The plaintiffs — ex-Inspector Peter DeBlasio, who is no relation to the mayor, and former Deputy Chiefs Andrew Capul, David Colon and Eric Rodriguez — have already been collectively awarded more than $1 million for vacation and overtime days they were owed before being forced to resign.
They had been linked to the bribery scandal involving two top donors to the mayor, Jona Rechnitz and Jeremy Reichberg, but none of the cops were ever criminally charged.

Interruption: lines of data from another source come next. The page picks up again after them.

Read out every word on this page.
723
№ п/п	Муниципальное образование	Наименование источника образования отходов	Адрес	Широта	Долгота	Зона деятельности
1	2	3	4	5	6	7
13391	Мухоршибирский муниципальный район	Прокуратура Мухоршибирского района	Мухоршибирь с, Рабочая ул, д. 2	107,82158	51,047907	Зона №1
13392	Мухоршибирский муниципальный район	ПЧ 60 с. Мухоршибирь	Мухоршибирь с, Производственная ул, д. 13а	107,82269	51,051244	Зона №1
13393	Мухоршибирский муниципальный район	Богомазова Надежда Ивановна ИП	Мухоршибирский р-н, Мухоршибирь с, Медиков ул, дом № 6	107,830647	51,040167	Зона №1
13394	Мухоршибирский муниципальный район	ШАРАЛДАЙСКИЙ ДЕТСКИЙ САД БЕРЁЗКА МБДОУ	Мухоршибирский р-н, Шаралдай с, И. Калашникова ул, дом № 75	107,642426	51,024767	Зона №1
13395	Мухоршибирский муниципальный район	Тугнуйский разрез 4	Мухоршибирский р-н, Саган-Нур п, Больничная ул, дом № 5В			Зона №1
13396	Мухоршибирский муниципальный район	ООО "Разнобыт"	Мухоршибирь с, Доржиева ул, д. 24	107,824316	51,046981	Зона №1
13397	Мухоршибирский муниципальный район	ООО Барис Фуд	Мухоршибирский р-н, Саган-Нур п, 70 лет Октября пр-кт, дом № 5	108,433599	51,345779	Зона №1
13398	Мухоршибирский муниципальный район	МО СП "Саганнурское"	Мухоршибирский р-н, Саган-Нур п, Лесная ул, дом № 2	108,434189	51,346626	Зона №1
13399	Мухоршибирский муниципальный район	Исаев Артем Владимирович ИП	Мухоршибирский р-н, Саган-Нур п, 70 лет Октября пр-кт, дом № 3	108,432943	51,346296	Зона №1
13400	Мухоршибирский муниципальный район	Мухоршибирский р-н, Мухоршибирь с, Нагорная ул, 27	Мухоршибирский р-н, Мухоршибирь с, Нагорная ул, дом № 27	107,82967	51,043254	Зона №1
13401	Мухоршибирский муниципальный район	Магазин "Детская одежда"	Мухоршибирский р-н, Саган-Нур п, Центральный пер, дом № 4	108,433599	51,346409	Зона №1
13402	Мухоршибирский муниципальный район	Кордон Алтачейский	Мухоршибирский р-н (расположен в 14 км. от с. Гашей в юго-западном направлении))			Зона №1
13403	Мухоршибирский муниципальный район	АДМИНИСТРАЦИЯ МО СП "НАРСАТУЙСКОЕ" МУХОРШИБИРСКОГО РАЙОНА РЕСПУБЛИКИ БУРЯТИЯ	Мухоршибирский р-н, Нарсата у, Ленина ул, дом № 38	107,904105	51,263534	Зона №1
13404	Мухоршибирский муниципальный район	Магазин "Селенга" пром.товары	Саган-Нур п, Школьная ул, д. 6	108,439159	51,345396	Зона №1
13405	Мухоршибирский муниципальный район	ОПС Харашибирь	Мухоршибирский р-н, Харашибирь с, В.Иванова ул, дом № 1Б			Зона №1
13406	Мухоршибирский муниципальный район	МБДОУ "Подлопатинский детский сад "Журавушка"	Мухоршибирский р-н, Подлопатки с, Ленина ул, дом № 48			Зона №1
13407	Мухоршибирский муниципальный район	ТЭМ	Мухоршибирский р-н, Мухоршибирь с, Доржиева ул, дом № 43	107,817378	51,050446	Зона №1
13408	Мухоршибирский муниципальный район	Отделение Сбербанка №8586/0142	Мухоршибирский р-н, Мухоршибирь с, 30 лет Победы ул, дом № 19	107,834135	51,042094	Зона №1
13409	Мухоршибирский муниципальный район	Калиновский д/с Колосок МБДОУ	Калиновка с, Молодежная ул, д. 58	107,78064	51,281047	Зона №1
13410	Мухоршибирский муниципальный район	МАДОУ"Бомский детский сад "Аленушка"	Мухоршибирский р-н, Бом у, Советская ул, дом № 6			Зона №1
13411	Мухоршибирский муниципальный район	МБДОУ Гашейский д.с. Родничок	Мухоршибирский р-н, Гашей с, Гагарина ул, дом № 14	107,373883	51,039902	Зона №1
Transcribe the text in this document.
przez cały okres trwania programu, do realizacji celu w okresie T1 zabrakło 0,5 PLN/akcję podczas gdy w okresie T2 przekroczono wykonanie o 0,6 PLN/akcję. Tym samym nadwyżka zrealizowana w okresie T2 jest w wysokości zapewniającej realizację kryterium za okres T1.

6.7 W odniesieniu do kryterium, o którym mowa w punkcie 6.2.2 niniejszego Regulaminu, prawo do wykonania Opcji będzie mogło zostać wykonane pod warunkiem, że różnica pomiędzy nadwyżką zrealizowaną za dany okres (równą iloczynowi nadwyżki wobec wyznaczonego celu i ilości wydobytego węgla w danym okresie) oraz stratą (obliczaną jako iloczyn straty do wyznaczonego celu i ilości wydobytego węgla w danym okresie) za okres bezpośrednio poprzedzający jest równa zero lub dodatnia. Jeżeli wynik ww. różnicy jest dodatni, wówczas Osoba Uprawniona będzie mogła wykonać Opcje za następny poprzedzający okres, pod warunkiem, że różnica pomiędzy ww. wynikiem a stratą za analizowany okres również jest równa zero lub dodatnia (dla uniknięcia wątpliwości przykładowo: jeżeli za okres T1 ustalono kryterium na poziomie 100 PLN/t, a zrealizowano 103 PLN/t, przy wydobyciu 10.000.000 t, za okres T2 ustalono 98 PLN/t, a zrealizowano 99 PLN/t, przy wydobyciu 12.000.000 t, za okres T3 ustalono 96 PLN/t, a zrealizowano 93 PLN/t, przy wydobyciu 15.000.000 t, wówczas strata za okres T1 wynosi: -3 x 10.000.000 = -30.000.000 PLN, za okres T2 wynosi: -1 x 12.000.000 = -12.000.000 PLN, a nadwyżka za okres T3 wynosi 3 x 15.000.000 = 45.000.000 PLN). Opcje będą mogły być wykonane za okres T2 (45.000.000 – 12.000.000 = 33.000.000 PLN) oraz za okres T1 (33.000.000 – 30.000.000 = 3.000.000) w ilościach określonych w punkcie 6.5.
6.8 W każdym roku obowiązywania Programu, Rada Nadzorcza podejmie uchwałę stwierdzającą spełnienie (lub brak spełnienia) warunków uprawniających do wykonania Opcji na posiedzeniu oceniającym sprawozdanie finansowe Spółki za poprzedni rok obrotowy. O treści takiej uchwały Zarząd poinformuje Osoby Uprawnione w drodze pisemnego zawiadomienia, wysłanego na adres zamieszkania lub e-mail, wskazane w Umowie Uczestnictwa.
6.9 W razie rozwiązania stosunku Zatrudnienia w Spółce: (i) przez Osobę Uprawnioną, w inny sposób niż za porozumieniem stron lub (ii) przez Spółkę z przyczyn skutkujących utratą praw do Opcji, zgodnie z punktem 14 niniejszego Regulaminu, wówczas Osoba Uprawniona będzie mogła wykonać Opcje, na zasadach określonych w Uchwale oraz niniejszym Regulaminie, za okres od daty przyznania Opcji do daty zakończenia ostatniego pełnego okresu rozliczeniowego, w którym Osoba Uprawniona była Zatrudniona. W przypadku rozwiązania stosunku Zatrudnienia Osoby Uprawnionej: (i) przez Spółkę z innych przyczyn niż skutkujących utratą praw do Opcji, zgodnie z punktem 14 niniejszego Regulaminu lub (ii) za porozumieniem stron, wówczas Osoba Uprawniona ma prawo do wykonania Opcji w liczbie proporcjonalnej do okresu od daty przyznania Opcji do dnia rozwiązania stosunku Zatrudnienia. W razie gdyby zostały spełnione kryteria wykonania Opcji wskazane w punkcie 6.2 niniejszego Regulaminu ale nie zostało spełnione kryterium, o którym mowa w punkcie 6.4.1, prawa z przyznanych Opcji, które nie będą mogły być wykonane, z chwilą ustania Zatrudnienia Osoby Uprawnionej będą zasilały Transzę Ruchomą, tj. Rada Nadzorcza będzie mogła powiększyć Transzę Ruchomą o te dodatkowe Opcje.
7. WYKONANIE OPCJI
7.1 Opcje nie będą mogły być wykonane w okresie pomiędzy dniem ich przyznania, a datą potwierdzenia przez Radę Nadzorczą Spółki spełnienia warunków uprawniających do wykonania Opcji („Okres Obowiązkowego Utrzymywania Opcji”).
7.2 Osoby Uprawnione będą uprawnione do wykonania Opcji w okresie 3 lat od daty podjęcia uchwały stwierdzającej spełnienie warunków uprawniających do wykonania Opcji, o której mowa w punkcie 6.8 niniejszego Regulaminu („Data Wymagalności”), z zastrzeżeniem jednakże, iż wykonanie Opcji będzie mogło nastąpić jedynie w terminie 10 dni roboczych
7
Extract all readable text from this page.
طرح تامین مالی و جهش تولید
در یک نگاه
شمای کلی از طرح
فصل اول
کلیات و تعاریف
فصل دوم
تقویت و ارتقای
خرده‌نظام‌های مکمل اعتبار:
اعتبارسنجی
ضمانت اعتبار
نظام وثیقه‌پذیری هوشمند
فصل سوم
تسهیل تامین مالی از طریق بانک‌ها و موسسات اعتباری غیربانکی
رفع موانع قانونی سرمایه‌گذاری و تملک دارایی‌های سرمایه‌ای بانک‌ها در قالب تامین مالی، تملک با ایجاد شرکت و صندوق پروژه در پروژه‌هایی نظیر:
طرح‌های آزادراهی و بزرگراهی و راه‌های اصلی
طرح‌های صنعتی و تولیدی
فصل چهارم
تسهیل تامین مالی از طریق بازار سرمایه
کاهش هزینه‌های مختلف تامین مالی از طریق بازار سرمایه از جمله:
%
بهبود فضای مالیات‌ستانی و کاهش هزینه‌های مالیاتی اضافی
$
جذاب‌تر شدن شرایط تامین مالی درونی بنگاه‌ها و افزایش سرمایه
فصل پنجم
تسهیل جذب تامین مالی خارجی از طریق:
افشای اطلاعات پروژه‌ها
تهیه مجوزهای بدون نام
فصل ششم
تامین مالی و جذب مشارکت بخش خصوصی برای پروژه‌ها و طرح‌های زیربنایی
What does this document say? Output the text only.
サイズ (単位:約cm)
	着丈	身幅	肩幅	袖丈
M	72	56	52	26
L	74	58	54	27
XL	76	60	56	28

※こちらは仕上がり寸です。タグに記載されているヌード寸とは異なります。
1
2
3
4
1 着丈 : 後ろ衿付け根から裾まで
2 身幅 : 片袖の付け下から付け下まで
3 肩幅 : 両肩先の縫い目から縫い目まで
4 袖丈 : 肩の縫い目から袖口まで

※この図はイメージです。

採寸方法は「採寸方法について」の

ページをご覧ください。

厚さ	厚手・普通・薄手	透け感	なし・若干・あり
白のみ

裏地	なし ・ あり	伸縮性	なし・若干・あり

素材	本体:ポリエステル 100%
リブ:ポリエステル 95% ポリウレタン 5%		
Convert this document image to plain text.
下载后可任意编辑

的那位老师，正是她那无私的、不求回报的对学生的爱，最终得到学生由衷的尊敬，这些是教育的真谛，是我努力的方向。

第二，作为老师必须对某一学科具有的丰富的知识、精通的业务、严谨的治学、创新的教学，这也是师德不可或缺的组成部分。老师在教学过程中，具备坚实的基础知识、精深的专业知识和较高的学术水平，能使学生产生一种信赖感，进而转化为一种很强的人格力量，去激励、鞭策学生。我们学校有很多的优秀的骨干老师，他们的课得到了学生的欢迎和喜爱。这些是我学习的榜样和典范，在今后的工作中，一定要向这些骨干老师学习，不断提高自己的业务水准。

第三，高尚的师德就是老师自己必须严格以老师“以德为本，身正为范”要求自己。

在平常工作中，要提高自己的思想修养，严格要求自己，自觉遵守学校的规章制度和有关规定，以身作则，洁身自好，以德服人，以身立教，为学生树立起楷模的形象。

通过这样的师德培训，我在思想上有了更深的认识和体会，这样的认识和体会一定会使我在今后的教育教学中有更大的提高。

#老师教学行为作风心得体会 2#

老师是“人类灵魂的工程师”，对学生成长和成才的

DeBlasio, Capul, Colon and Rodriguez filed their lawsuit in Manhattan federal court on the same day Reichberg was sentenced to 48 months behind bars for his part in the massive bribery scheme in which NYPD officers were showered with lavish gifts that included a private junket to Las Vegas.
“The NYPD believes these retirements were handled properly,” Detective Denise Moroney, a police spokeswoman, told The Post in an email.
Freddi Goldstein, a City Hall rep, said in a statement: “The mayor is not involved with NYPD personnel decisions at this level. Any belief to the contrary is wrong.”
Reichberg was convicted in January of four counts, including conspiracy to commit honest services fraud and bribery.
His prosecution was secured in part by the nine-day testimony of former pal Reichnitz, who cut a deal with the feds and pleaded guilty to wire-fraud conspiracy in 2016.
“Because the allegations led to the highest-ranking NYPD officials, and perhaps directly to the Mayor, who the NYPD was trying to protect, the NYPD believed it needed to take immediate action, at least for public relations purposes,” the plaintiff former cops say in their suit, which was filed in Manhattan Federal Court.
“Because the corruption allegations reached the Mayor’s office, the Mayor, the City, and NYPD top leaders, such as the Commissioner and [NYPD] Chief (Philip) Banks, they had an interest in insulating themselves from the allegations,” according to the lawsuit.
“Accordingly, the NYPD implicated ‘expendable’ deputy chiefs and inspectors – career police officials with impeccable records – while protecting politically tied officers from implication in the Corruption.”
Banks, the former NYPD chief of department who was named by the feds as an unindicted co-conspirator in the scandal, has denied that he took payoffs from the mayor’s two ex-fundraisers in return for special treatment.